Dalam catatannya, Ari Baskoro menemukan permasalahan dalam Program Makan Bergizi Gratis (MBG). Mulai dari eksekusi kebijakan yang tidak didukung prosedur standar operasional yang mapan dan tidak ada transparansi dalam realisasinya.

Di awal berjalannya program MBG, Ari Baskoro menyebut Satuan Pemenuhan Pelayanan Gizi (SPPG) yang membuat menu MBG tidak dilengkapi dengan Sertifikat Laik Higiene Sanitasi (SLHS) dan sertifikat halal. Menurutnya ada kesan uji coba dalam program ini.

“Seolah diselimuti tabir yang tidak mudah diakses publik. Payung hukumnya tidak dipersiapkan sejak awal. Kesan trial and error pun sulit terbantahkan. SPPG bekerja ibarat mengemudikan kendaraan, tanpa dibekali SIM dan etika berkendara,” tuturnya.
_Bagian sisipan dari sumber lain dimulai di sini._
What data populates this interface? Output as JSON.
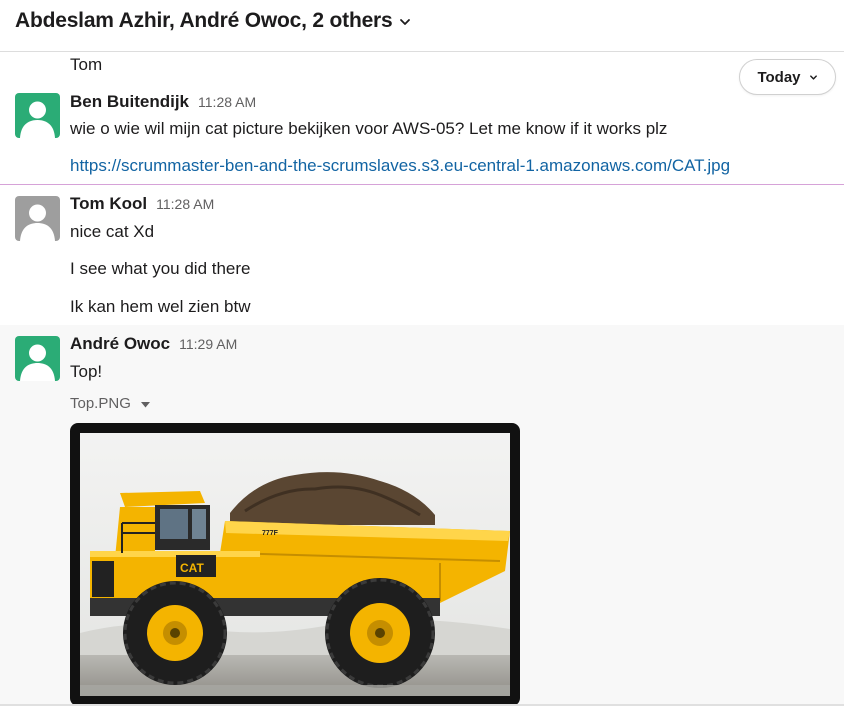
{
  "header": {
    "title": "Abdeslam Azhir, André Owoc, 2 others",
    "chevron_icon": "chevron-down-icon"
  },
  "date_pill": {
    "label": "Today"
  },
  "messages": {
    "prev_tail": "Tom",
    "m1": {
      "author": "Ben Buitendijk",
      "time": "11:28 AM",
      "text": "wie o wie wil mijn cat picture bekijken voor AWS-05? Let me know if it works plz",
      "link": "https://scrummaster-ben-and-the-scrumslaves.s3.eu-central-1.amazonaws.com/CAT.jpg",
      "avatar_color": "#2bac76"
    },
    "m2": {
      "author": "Tom Kool",
      "time": "11:28 AM",
      "lines": [
        "nice cat Xd",
        "I see what you did there",
        "Ik kan hem wel zien btw"
      ],
      "avatar_color": "#9e9e9e"
    },
    "m3": {
      "author": "André Owoc",
      "time": "11:29 AM",
      "text": "Top!",
      "file_name": "Top.PNG",
      "image_subject": "yellow CAT dump truck loaded with dirt",
      "avatar_color": "#2bac76"
    }
  },
  "colors": {
    "link": "#1264a3",
    "new_divider": "#d6a2d8",
    "truck_yellow": "#f4b400"
  }
}
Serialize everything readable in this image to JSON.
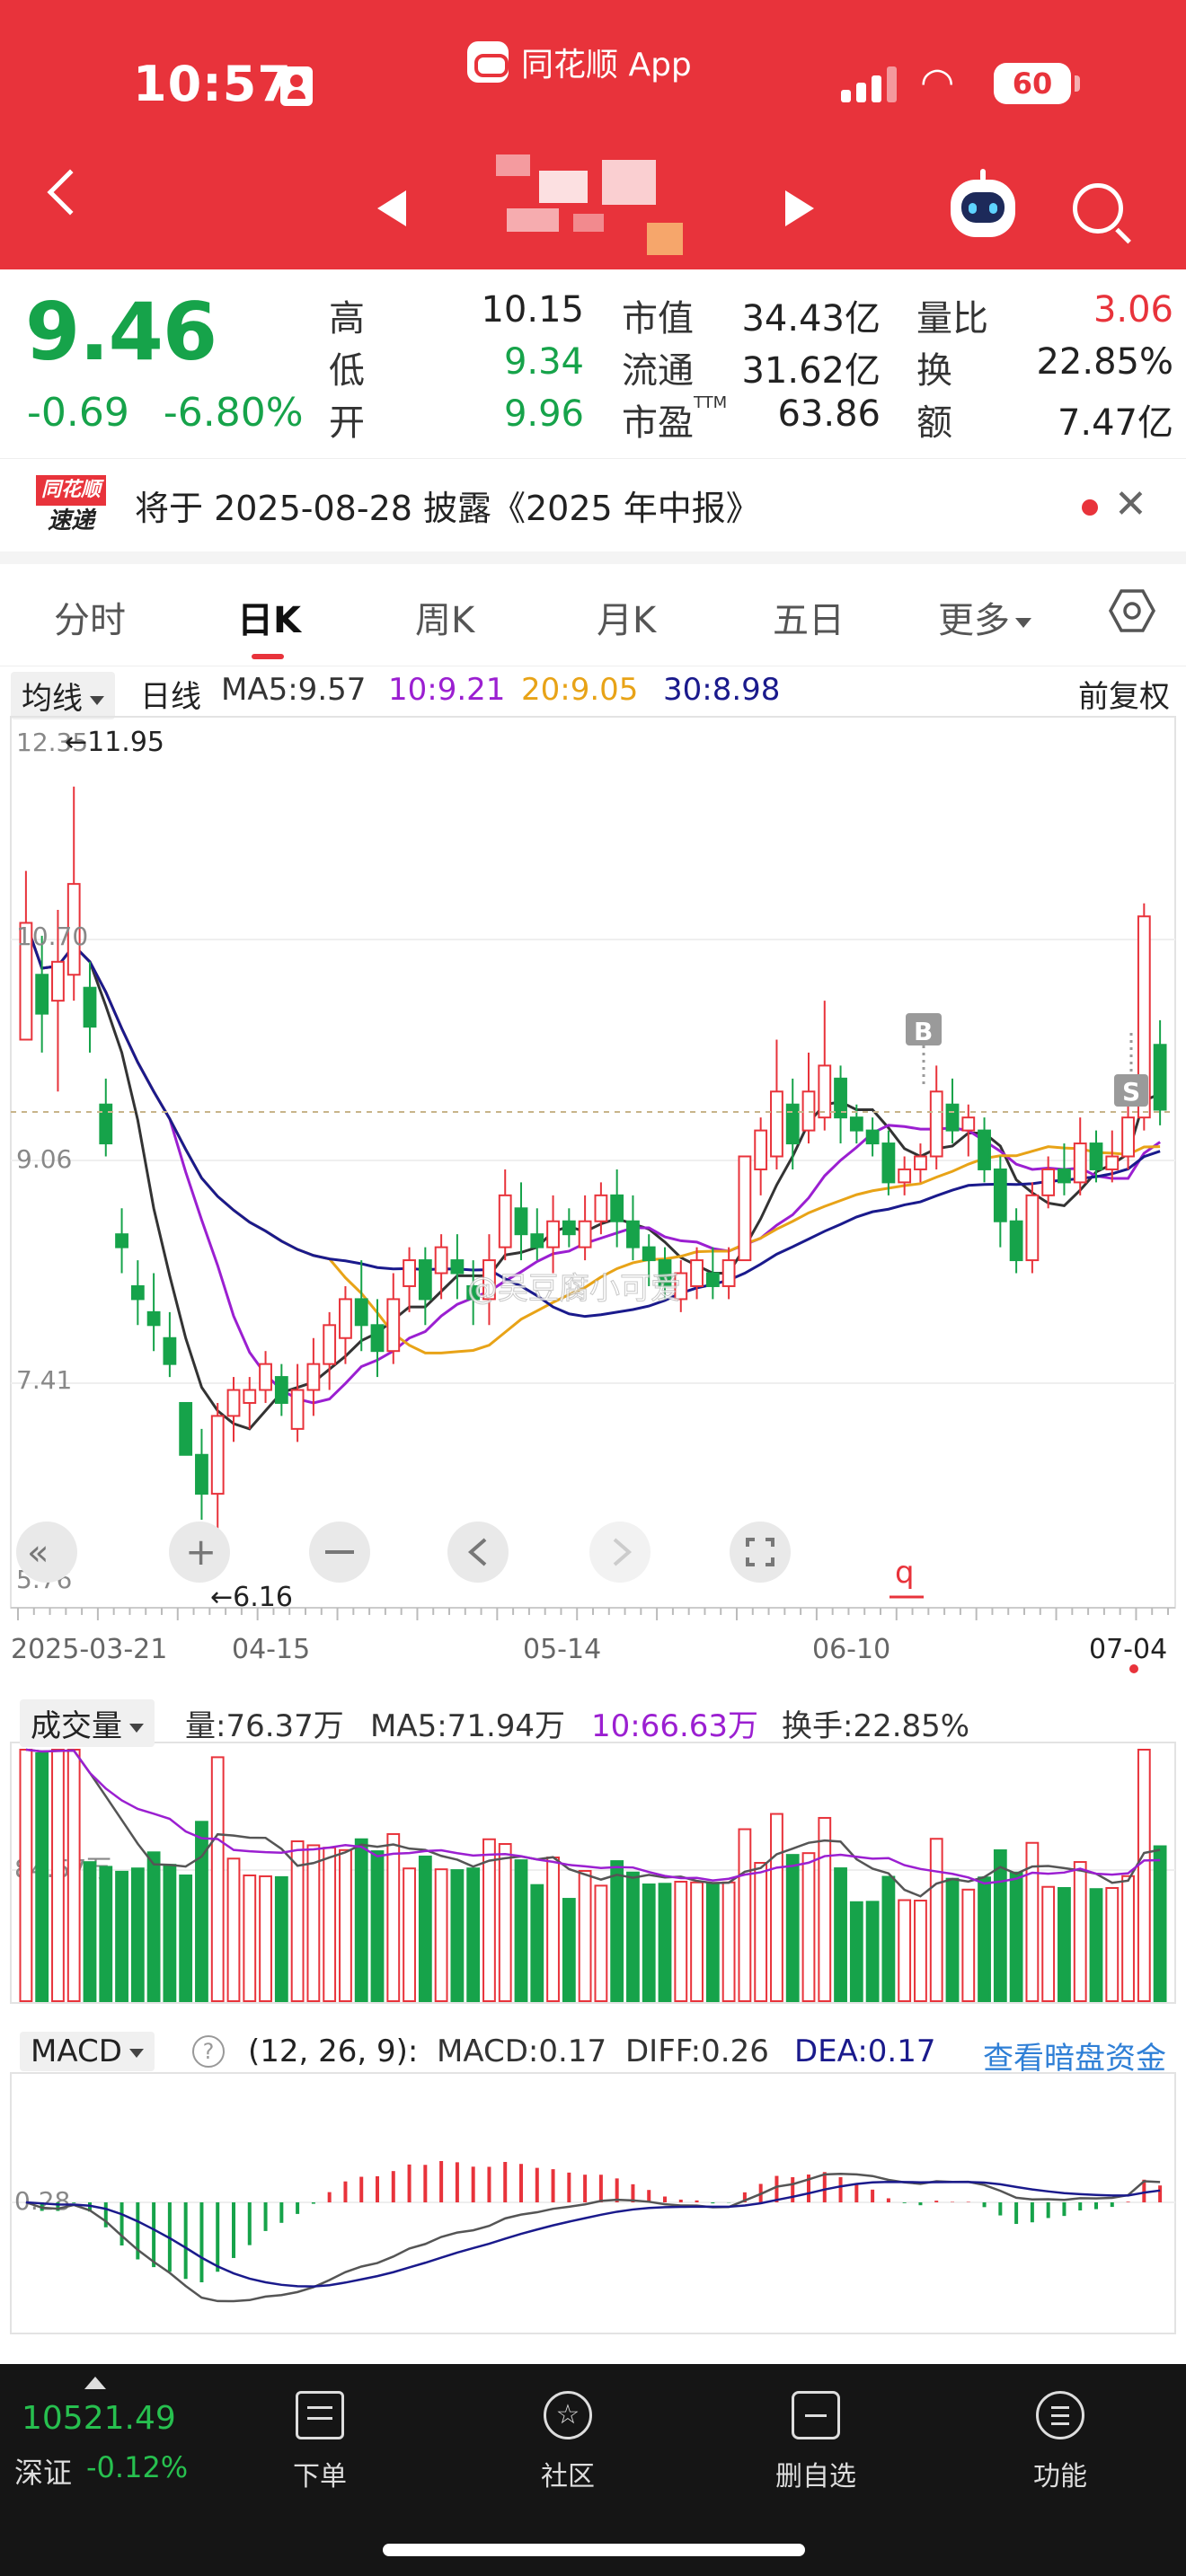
{
  "status_bar": {
    "time": "10:57",
    "app_name": "同花顺 App",
    "battery": "60"
  },
  "header": {
    "back_icon": "chevron-left-icon",
    "prev_icon": "triangle-left-icon",
    "next_icon": "triangle-right-icon",
    "assistant_icon": "robot-icon",
    "search_icon": "search-icon"
  },
  "quote": {
    "price": "9.46",
    "change": "-0.69",
    "change_pct": "-6.80%",
    "high_label": "高",
    "high": "10.15",
    "low_label": "低",
    "low": "9.34",
    "open_label": "开",
    "open": "9.96",
    "mcap_label": "市值",
    "mcap": "34.43亿",
    "float_label": "流通",
    "float": "31.62亿",
    "pe_label": "市盈",
    "pe_sup": "TTM",
    "pe": "63.86",
    "vr_label": "量比",
    "vr": "3.06",
    "turnover_label": "换",
    "turnover": "22.85%",
    "amount_label": "额",
    "amount": "7.47亿",
    "colors": {
      "down": "#16a34a",
      "up": "#e8333b"
    }
  },
  "news": {
    "logo_top": "同花顺",
    "logo_bottom": "速递",
    "text": "将于 2025-08-28 披露《2025 年中报》"
  },
  "tabs": [
    {
      "label": "分时"
    },
    {
      "label": "日K"
    },
    {
      "label": "周K"
    },
    {
      "label": "月K"
    },
    {
      "label": "五日"
    },
    {
      "label": "更多"
    }
  ],
  "ma_row": {
    "dropdown": "均线",
    "period": "日线",
    "ma5": "MA5:9.57",
    "ma10": "10:9.21",
    "ma20": "20:9.05",
    "ma30": "30:8.98",
    "adjust": "前复权"
  },
  "kline": {
    "y_labels": [
      "12.35",
      "10.70",
      "9.06",
      "7.41",
      "5.76"
    ],
    "max_marker": "←11.95",
    "min_marker": "←6.16",
    "x_labels": [
      "2025-03-21",
      "04-15",
      "05-14",
      "06-10",
      "07-04"
    ],
    "b_marker": "B",
    "s_marker": "S",
    "q_marker": "q",
    "watermark": "@吴豆腐小可爱"
  },
  "volume_row": {
    "dropdown": "成交量",
    "vol": "量:76.37万",
    "ma5": "MA5:71.94万",
    "ma10": "10:66.63万",
    "turn": "换手:22.85%",
    "axis_label": "84.57万"
  },
  "macd_row": {
    "dropdown": "MACD",
    "params": "(12, 26, 9):",
    "macd": "MACD:0.17",
    "diff": "DIFF:0.26",
    "dea": "DEA:0.17",
    "link": "查看暗盘资金",
    "axis_label": "0.28"
  },
  "bottom_nav": {
    "index_value": "10521.49",
    "index_name": "深证",
    "index_change": "-0.12%",
    "items": [
      {
        "label": "下单"
      },
      {
        "label": "社区"
      },
      {
        "label": "删自选"
      },
      {
        "label": "功能"
      }
    ]
  },
  "chart_data": {
    "type": "candlestick",
    "x_range": [
      "2025-03-21",
      "07-04"
    ],
    "ylim": [
      5.76,
      12.35
    ],
    "candles": [
      {
        "o": 10.0,
        "c": 10.9,
        "h": 11.3,
        "l": 10.0
      },
      {
        "o": 10.5,
        "c": 10.2,
        "h": 10.8,
        "l": 9.9
      },
      {
        "o": 10.3,
        "c": 10.6,
        "h": 11.0,
        "l": 9.6
      },
      {
        "o": 10.5,
        "c": 11.2,
        "h": 11.95,
        "l": 10.3
      },
      {
        "o": 10.4,
        "c": 10.1,
        "h": 10.6,
        "l": 9.9
      },
      {
        "o": 9.5,
        "c": 9.2,
        "h": 9.7,
        "l": 9.1
      },
      {
        "o": 8.5,
        "c": 8.4,
        "h": 8.7,
        "l": 8.2
      },
      {
        "o": 8.1,
        "c": 8.0,
        "h": 8.3,
        "l": 7.8
      },
      {
        "o": 7.9,
        "c": 7.8,
        "h": 8.2,
        "l": 7.6
      },
      {
        "o": 7.7,
        "c": 7.5,
        "h": 7.9,
        "l": 7.4
      },
      {
        "o": 7.2,
        "c": 6.8,
        "h": 7.2,
        "l": 6.8
      },
      {
        "o": 6.8,
        "c": 6.5,
        "h": 7.0,
        "l": 6.3
      },
      {
        "o": 6.5,
        "c": 7.1,
        "h": 7.2,
        "l": 6.16
      },
      {
        "o": 7.1,
        "c": 7.3,
        "h": 7.4,
        "l": 6.9
      },
      {
        "o": 7.2,
        "c": 7.3,
        "h": 7.4,
        "l": 7.0
      },
      {
        "o": 7.3,
        "c": 7.5,
        "h": 7.6,
        "l": 7.2
      },
      {
        "o": 7.4,
        "c": 7.2,
        "h": 7.5,
        "l": 7.1
      },
      {
        "o": 7.0,
        "c": 7.3,
        "h": 7.5,
        "l": 6.9
      },
      {
        "o": 7.3,
        "c": 7.5,
        "h": 7.7,
        "l": 7.1
      },
      {
        "o": 7.5,
        "c": 7.8,
        "h": 7.9,
        "l": 7.3
      },
      {
        "o": 7.7,
        "c": 8.0,
        "h": 8.1,
        "l": 7.5
      },
      {
        "o": 8.0,
        "c": 7.8,
        "h": 8.3,
        "l": 7.6
      },
      {
        "o": 7.8,
        "c": 7.6,
        "h": 8.0,
        "l": 7.4
      },
      {
        "o": 7.6,
        "c": 8.0,
        "h": 8.2,
        "l": 7.5
      },
      {
        "o": 8.1,
        "c": 8.3,
        "h": 8.4,
        "l": 7.9
      },
      {
        "o": 8.3,
        "c": 8.0,
        "h": 8.4,
        "l": 7.8
      },
      {
        "o": 8.2,
        "c": 8.4,
        "h": 8.5,
        "l": 8.0
      },
      {
        "o": 8.3,
        "c": 8.2,
        "h": 8.5,
        "l": 8.0
      },
      {
        "o": 8.1,
        "c": 8.0,
        "h": 8.3,
        "l": 7.8
      },
      {
        "o": 8.0,
        "c": 8.3,
        "h": 8.5,
        "l": 7.8
      },
      {
        "o": 8.4,
        "c": 8.8,
        "h": 9.0,
        "l": 8.3
      },
      {
        "o": 8.7,
        "c": 8.5,
        "h": 8.9,
        "l": 8.3
      },
      {
        "o": 8.5,
        "c": 8.4,
        "h": 8.7,
        "l": 8.3
      },
      {
        "o": 8.4,
        "c": 8.6,
        "h": 8.8,
        "l": 8.2
      },
      {
        "o": 8.6,
        "c": 8.5,
        "h": 8.7,
        "l": 8.4
      },
      {
        "o": 8.4,
        "c": 8.6,
        "h": 8.8,
        "l": 8.3
      },
      {
        "o": 8.6,
        "c": 8.8,
        "h": 8.9,
        "l": 8.5
      },
      {
        "o": 8.8,
        "c": 8.6,
        "h": 9.0,
        "l": 8.4
      },
      {
        "o": 8.6,
        "c": 8.4,
        "h": 8.8,
        "l": 8.3
      },
      {
        "o": 8.4,
        "c": 8.3,
        "h": 8.5,
        "l": 8.1
      },
      {
        "o": 8.3,
        "c": 8.1,
        "h": 8.4,
        "l": 8.0
      },
      {
        "o": 8.0,
        "c": 8.2,
        "h": 8.3,
        "l": 7.9
      },
      {
        "o": 8.1,
        "c": 8.3,
        "h": 8.4,
        "l": 8.0
      },
      {
        "o": 8.2,
        "c": 8.1,
        "h": 8.4,
        "l": 8.0
      },
      {
        "o": 8.1,
        "c": 8.3,
        "h": 8.4,
        "l": 8.0
      },
      {
        "o": 8.3,
        "c": 9.1,
        "h": 9.1,
        "l": 8.3
      },
      {
        "o": 9.0,
        "c": 9.3,
        "h": 9.4,
        "l": 8.8
      },
      {
        "o": 9.1,
        "c": 9.6,
        "h": 10.0,
        "l": 9.0
      },
      {
        "o": 9.5,
        "c": 9.2,
        "h": 9.7,
        "l": 9.0
      },
      {
        "o": 9.3,
        "c": 9.6,
        "h": 9.9,
        "l": 9.2
      },
      {
        "o": 9.4,
        "c": 9.8,
        "h": 10.3,
        "l": 9.3
      },
      {
        "o": 9.7,
        "c": 9.4,
        "h": 9.8,
        "l": 9.2
      },
      {
        "o": 9.4,
        "c": 9.3,
        "h": 9.5,
        "l": 9.2
      },
      {
        "o": 9.3,
        "c": 9.2,
        "h": 9.4,
        "l": 9.1
      },
      {
        "o": 9.2,
        "c": 8.9,
        "h": 9.3,
        "l": 8.8
      },
      {
        "o": 8.9,
        "c": 9.0,
        "h": 9.1,
        "l": 8.8
      },
      {
        "o": 9.0,
        "c": 9.1,
        "h": 9.2,
        "l": 8.9
      },
      {
        "o": 9.1,
        "c": 9.6,
        "h": 9.8,
        "l": 9.0
      },
      {
        "o": 9.5,
        "c": 9.3,
        "h": 9.7,
        "l": 9.2
      },
      {
        "o": 9.3,
        "c": 9.4,
        "h": 9.5,
        "l": 9.1
      },
      {
        "o": 9.3,
        "c": 9.0,
        "h": 9.4,
        "l": 8.9
      },
      {
        "o": 9.0,
        "c": 8.6,
        "h": 9.1,
        "l": 8.4
      },
      {
        "o": 8.6,
        "c": 8.3,
        "h": 8.7,
        "l": 8.2
      },
      {
        "o": 8.3,
        "c": 8.8,
        "h": 8.9,
        "l": 8.2
      },
      {
        "o": 8.8,
        "c": 9.0,
        "h": 9.1,
        "l": 8.7
      },
      {
        "o": 9.0,
        "c": 8.9,
        "h": 9.2,
        "l": 8.8
      },
      {
        "o": 8.9,
        "c": 9.2,
        "h": 9.4,
        "l": 8.8
      },
      {
        "o": 9.2,
        "c": 9.0,
        "h": 9.3,
        "l": 8.9
      },
      {
        "o": 9.0,
        "c": 9.1,
        "h": 9.3,
        "l": 8.9
      },
      {
        "o": 9.1,
        "c": 9.4,
        "h": 9.5,
        "l": 9.0
      },
      {
        "o": 9.4,
        "c": 10.95,
        "h": 11.05,
        "l": 9.3
      },
      {
        "o": 9.96,
        "c": 9.46,
        "h": 10.15,
        "l": 9.34
      }
    ],
    "ma_colors": {
      "ma5": "#333333",
      "ma10": "#9b1fd1",
      "ma20": "#e8a317",
      "ma30": "#1a1a8c"
    }
  }
}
Akademisi Unair itu juga menyorot pola kebijakan Badan Gizi Nasional (BGN) selaku lembaga yang mengoordinir MBG. Menurutnya, alur kebijakan top-down, instruksional, khas militer tanpa melibatkan pihak sekolah dan penerima manfaat hanya memicu masalah di lapangan.

“Mereka hanya diinstruksikan menerima dan menyukseskannya. Padahal jika terjadi masalah di lapangan, merekalah yang ketiban awu anget. Ringkasnya, tanpa konsep penataan yang matang dan terprogram secara sistematis, MBG rawan masalah,” katanya.
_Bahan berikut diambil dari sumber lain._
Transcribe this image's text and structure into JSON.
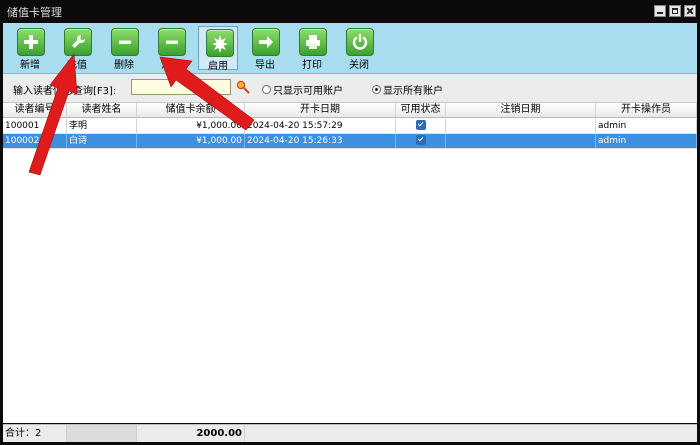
{
  "window": {
    "title": "储值卡管理"
  },
  "toolbar": {
    "buttons": [
      {
        "label": "新增",
        "icon": "plus-icon"
      },
      {
        "label": "充值",
        "icon": "wrench-icon"
      },
      {
        "label": "删除",
        "icon": "minus-icon"
      },
      {
        "label": "注销",
        "icon": "minus-icon"
      },
      {
        "label": "启用",
        "icon": "spark-icon"
      },
      {
        "label": "导出",
        "icon": "arrow-right-icon"
      },
      {
        "label": "打印",
        "icon": "printer-icon"
      },
      {
        "label": "关闭",
        "icon": "power-icon"
      }
    ]
  },
  "filter": {
    "label": "输入读者信息查询[F3]:",
    "value": "",
    "radio_available": "只显示可用账户",
    "radio_all": "显示所有账户"
  },
  "table": {
    "headers": [
      "读者编号",
      "读者姓名",
      "储值卡余额",
      "开卡日期",
      "可用状态",
      "注销日期",
      "开卡操作员"
    ],
    "rows": [
      {
        "id": "100001",
        "name": "李明",
        "balance": "¥1,000.00",
        "open_date": "2024-04-20 15:57:29",
        "active": true,
        "cancel_date": "",
        "operator": "admin"
      },
      {
        "id": "100002",
        "name": "白诗",
        "balance": "¥1,000.00",
        "open_date": "2024-04-20 15:26:33",
        "active": true,
        "cancel_date": "",
        "operator": "admin"
      }
    ]
  },
  "footer": {
    "count_label": "合计：2",
    "total": "2000.00"
  },
  "colors": {
    "toolbar": "#a8dcef",
    "selection": "#3d8fe0",
    "arrow": "#e01b1b"
  }
}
Contoh permasalahan MBG di lapangan yaitu terjadinya keracunan massal yang dialami ribuan siswa di berbagai daerah. Ari Baskoro menilai, dampak persoalan ini akan mengikis kepercayaan publik terhadap program MBG.

“Misalnya berulangnya kejadian keracunan pangan yang belum bisa dipastikan kapan berakhirnya. Akibatnya, kepercayaan publik berpotensi terkikis. Beberapa koalisi warga, kini ramai-ramai menolaknya. Lembaga Bantuan Hukum Surabaya juga menerima ratusan aduan dari beberapa daerah di Jatim,” ungkapnya.

Di lain sisi, upaya eliminasi penyakit TB masih terus digencarkan Pemerintah. Saat ini Indonesia menempati peringkat insiden TB kedua di dunia setelah India. Banyak tantangan yang harus dihadapi pemerintah untuk mengeleminasinya.

Ari Baskoro menyebut, faktor peredaran rokok ilegal berpotensi meningkatkan prevalensi TB. Rokok dan TB, memantik kolaborasi buruk yang sulit diurai.

“Pengidap TB umumnya enggan terbuka soal kondisi kesehatannya. Biasanya mereka mengalami stigma dan diskriminasi, jika diketahui mengidap TB oleh masyarakat sekitarnya,” paparnya.

Selain itu, kepatuhan mengonsumsi obat secara reguler, sering terkendala. Hal itu berakibat memantik munculnya TB resistan obat (TB-RO) yang semakin menambah kompleksitas mitigasinya.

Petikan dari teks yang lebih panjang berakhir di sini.